The knowledge Brown shares goes beyond historical detail. The Cape Town spread, for instance, tells us the story of Nelson Mandela's imprisonment for trying to overthrow the pro-apartheid government and explains that when he was freed in 1990, he called for peace and became South Africa's first black president.

When you go to the Shanghai spread, you are gobsmacked by the skyscrapers that stretch up from the shores of the Yangtze River in this largest city of the world, but you also discover that the city's Jade Buddha Temple houses a Buddha statue that's more than six feet tall, carved from a single piece of jade. So A World of Cities not only gives a world tour, but also a chance to explore some of the best of what the human spirit can achieve.

The book covers thirty cities in all. We won't give them all away, but here's a taste: Prague, which Franz Kafka said "never lets you go"; Rio de Janeiro, where on New Year's Eve people send flower-filled boats out to sea to honor the sea goddess Yemanjá; Delhi, with its impressive Red Fort and a sacred cow — not to mention the world's largest group of eco-friendly buses; Toronto, where more than 160 languages are spoken; and Istanbul, of which Napolean Bonaparte said, "If the Earth were a single state, Istanbul would be its capital."

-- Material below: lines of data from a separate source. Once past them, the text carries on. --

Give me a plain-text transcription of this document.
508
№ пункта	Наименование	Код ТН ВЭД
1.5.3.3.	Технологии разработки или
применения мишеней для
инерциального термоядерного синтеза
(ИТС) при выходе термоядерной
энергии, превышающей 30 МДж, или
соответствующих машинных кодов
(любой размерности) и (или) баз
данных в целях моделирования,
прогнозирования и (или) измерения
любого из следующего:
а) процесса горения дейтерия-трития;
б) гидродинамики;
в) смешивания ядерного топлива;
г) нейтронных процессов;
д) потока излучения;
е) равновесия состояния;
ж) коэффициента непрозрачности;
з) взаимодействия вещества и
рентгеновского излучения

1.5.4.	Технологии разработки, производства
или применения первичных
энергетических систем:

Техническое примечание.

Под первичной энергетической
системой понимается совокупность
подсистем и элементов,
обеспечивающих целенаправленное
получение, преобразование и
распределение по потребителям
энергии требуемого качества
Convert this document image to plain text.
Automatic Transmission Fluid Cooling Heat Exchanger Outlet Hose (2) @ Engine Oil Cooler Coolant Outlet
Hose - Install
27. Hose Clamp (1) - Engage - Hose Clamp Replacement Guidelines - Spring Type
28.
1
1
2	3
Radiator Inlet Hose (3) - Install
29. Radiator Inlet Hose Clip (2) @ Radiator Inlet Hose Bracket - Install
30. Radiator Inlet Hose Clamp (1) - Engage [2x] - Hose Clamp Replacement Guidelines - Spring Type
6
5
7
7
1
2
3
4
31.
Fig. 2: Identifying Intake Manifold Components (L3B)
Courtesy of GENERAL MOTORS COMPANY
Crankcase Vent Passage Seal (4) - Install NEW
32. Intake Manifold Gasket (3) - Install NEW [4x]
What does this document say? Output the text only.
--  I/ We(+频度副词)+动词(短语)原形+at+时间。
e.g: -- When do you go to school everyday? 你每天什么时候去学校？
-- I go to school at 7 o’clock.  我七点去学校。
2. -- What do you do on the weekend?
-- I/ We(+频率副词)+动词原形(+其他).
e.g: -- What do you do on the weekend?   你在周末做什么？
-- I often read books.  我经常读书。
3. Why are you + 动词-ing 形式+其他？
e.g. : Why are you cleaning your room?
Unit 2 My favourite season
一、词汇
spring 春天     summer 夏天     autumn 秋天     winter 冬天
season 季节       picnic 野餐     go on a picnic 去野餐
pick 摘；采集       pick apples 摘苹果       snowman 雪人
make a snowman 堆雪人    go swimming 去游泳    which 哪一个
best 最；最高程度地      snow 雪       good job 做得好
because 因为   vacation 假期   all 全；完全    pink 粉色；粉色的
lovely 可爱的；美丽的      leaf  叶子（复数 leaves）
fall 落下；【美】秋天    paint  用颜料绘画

James Brown was trained as a designer and worked in textiles for ten years before branching out into illustration. You will find yourself immersed in his love of patterns and details as you soak up the pictures with their carefully embedded factual tidbits that appear around each spread's frame, integrated into architecture and silhouettes, and swirling among pictures on ribbons.

This book's designation is for children ages 7-10. But we have been returning to its pages with delight again and again as grown-ups, and we can imagine younger children sitting on someone's lap, looking at pictures and hearing about each city's charms.